Late thoughts on the Hitchens interview
I was having a conversation with a very interesting and intelligent friend earlier. In reference to my recent interview with the Hitch, he said, “I’m not sure what you wanted from him. You say you wish he was still on the left - but what exactly is it you wanted him to sign up to in order to still belong to that tribe? Other than endorsing Kerry over Bush, what is he supposed to say?”
It made me think a little about my own political beliefs. Like Hitch, I believe that Islamic fundamentalism is a depraved threat to human rights, on a par both morally and intellectually with fascism.
I differ with Hitch on two points. Firstly, I do not believe that the Bush method is sufficient for – or very effective at – battling Islamic fundamentalism. There are many occasions when Islamic fundamentalists can only be defeated by force – in Afghanistan, for example – and we need to support those fights when the Bush administration enters into them. But force alone is not sufficient; there needs to be a Marshall Plan for the Arab world (precisely the opposite of the economic misery spread at the moment by the USA’s proxies, the IMF and World Bank) and a determined effort to tackle legitimate Muslim grievances. So far the force has been forthcoming – but nothing else. If you want a real fight against Islamofascism, you have to want much better than Bush.
My second disagreement is that I am not “a single issue voter”, as Hitch describes himself. The fight against Islamofascism is massive and extremely important; and so are many other fghts. I would put each of these (many of which Hitch once backed but now neglects) on a moral par with the battle agsint jihadism:
- The fight against climate change
- The fight against the continuing existence and potential use of nuclear weapons
(I put these two first because unless they are dealt with, there might not be any human beings left to deal with all the other issues; the following fights are in no particular order)
- The fight to extend democracy to peoples remaining under tyranny or in anarchic failed states
- The fight to ensure that democracy is meaningful, and not hollowed out by corporations, the rich, religious groups or other vested interests
- The fight for equality for gay people
- The fight for equality for women
- The fight to end the disastrous ‘War on Drugs’

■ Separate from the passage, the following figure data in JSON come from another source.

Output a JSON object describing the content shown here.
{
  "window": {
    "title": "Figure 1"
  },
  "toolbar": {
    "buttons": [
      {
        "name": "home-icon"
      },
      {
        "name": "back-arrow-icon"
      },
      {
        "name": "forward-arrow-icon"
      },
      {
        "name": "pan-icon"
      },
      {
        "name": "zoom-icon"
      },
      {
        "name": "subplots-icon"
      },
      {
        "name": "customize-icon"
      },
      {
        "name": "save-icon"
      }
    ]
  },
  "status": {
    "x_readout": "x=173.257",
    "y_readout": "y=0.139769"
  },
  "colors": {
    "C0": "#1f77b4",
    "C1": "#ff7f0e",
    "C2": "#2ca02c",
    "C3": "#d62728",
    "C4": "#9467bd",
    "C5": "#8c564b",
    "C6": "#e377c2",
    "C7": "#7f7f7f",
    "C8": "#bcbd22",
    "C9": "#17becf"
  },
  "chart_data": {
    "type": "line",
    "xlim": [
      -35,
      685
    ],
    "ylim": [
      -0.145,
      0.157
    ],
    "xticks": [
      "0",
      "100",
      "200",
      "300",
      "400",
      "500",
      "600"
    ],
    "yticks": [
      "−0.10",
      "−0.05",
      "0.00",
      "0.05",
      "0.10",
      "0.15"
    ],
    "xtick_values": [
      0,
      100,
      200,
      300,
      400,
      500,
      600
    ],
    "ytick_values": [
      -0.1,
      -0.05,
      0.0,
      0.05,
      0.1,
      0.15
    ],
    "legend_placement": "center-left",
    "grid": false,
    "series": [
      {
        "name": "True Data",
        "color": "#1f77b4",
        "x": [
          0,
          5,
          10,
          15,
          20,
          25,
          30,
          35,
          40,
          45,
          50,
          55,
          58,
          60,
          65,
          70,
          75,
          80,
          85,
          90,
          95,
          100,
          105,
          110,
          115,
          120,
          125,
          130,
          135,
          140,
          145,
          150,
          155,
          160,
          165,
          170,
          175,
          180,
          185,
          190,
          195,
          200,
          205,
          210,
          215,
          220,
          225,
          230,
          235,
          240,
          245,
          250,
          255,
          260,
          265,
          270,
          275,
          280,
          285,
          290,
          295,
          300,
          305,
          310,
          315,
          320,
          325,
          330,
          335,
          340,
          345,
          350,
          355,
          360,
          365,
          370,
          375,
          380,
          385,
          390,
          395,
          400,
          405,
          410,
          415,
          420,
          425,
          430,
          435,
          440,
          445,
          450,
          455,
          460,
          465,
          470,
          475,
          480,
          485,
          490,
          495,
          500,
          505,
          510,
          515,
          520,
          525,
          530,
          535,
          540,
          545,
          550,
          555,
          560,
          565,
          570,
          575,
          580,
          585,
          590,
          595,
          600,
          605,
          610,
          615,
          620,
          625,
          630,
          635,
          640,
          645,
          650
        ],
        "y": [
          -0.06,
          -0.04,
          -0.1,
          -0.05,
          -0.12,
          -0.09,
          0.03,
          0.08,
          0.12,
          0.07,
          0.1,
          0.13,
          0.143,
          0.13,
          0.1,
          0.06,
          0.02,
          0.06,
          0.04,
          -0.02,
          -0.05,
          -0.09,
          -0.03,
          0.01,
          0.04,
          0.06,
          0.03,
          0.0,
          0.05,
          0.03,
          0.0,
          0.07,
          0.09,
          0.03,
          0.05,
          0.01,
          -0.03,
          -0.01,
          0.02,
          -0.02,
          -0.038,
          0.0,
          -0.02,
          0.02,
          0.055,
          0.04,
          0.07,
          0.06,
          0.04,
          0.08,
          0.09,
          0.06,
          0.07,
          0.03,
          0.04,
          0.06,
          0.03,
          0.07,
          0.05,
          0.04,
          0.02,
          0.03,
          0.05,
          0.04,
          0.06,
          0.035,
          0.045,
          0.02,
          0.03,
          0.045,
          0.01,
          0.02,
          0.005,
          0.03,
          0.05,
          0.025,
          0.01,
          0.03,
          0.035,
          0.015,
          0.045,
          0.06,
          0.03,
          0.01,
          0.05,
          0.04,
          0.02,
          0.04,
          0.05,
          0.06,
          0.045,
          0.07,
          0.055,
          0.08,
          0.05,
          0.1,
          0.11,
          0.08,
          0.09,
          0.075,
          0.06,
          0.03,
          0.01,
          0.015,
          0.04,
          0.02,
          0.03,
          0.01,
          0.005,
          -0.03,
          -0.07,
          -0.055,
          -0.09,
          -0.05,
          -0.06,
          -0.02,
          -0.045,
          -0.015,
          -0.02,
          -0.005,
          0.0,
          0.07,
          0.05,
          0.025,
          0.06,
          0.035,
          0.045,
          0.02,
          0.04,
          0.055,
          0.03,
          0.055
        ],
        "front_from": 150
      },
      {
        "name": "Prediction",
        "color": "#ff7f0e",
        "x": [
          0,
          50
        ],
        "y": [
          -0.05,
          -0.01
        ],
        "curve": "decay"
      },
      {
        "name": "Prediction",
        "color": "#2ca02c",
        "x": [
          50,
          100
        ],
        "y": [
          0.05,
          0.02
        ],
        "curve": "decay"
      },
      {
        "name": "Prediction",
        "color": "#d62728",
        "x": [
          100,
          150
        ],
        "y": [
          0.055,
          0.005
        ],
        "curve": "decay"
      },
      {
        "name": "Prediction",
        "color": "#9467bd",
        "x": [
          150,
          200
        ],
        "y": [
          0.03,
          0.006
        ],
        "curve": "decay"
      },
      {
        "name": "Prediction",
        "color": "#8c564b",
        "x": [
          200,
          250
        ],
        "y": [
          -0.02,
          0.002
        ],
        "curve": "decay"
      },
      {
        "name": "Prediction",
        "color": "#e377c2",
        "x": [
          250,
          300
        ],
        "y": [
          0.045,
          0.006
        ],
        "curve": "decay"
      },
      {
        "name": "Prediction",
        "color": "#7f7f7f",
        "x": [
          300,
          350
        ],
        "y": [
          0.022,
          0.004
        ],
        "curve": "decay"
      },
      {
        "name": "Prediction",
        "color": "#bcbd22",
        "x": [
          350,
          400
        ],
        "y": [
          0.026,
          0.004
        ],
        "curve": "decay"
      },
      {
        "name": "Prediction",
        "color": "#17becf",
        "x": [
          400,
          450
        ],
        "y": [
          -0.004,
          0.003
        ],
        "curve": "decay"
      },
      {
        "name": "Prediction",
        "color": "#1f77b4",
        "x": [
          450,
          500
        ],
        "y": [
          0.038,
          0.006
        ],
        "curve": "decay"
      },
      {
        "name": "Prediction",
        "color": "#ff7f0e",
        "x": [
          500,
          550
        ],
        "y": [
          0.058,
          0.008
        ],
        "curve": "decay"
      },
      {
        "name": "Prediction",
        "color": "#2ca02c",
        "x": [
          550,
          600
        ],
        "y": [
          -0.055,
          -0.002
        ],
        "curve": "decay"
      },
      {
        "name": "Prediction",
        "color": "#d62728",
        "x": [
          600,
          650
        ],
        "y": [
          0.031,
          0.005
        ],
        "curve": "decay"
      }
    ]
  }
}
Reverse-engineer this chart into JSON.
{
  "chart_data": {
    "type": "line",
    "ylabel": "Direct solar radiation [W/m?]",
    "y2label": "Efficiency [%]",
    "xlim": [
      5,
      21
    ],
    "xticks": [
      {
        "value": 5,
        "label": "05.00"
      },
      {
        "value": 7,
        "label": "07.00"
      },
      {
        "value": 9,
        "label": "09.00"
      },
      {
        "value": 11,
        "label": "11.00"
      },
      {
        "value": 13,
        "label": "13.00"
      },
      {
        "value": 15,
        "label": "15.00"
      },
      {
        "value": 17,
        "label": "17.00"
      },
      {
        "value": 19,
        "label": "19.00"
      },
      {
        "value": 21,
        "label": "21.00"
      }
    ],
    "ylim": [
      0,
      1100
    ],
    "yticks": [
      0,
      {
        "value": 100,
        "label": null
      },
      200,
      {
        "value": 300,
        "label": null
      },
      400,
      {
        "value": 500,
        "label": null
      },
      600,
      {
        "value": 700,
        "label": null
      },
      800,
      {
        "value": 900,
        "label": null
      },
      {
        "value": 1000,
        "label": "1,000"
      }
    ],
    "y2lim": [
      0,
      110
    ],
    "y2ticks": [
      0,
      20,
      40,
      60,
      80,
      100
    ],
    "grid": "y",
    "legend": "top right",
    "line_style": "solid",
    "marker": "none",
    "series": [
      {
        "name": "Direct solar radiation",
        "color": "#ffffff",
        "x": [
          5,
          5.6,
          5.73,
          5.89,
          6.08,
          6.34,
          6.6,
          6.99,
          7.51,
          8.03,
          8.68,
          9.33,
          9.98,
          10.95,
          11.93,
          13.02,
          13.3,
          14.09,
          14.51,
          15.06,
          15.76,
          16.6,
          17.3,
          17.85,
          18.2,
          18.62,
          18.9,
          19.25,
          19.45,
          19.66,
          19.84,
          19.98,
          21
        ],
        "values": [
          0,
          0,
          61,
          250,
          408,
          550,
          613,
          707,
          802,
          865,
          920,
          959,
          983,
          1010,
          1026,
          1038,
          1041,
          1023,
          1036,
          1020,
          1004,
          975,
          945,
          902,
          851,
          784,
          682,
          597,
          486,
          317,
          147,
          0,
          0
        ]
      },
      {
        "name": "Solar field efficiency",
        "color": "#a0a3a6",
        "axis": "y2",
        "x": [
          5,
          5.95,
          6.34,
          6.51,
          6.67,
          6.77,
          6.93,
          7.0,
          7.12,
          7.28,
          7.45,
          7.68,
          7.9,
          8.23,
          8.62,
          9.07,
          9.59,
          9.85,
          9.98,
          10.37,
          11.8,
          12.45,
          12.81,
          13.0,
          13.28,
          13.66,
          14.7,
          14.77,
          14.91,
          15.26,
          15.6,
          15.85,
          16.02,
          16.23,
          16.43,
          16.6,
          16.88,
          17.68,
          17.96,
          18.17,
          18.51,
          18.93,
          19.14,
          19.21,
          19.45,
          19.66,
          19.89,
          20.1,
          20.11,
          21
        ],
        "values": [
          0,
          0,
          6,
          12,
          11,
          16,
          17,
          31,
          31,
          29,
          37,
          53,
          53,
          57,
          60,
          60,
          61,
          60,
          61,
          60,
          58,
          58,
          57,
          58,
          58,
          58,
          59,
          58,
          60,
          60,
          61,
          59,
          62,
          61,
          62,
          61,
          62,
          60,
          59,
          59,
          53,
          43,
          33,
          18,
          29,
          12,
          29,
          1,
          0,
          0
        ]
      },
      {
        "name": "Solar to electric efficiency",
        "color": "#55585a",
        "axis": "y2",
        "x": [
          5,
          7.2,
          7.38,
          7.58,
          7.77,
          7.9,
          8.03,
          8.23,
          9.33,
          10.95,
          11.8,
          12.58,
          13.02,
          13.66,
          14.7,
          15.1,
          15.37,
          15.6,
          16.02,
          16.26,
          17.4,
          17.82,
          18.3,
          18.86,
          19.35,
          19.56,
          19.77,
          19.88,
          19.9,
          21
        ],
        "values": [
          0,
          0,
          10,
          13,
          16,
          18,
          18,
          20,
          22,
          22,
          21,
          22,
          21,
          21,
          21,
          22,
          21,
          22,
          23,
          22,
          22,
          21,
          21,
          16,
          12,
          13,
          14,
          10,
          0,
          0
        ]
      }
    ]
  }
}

- The fight to end the spiritual tyranny of ‘religion’, better labeled organized superstition, and to ensure its replacement with Enlightenment values
- The fight against poverty, which breaks down into a fight:
(a) against the extreme and undemocratic neo-liberalism imposed on much of the world’s poor by the IMF and World Bank; there is no freedom in a sweat-shop
(b) against the remaining scraps of Stalinism that repress all markets, as in North Korea
(c) The fight for social democracy – which means markets tempered by extensive corporate regulation, a welfare state, redistributive taxation, and social investment in education and public health
On every single one of these issues – with the (very partial) exception of ending tyranny – the current US administration is on the wrong side. For most of his career, the Hitch would have acknowledged that – and I guess I wanted to hear him acknowledge it still.
It's because Hitch is so great that I wish he was still engaged with these fights.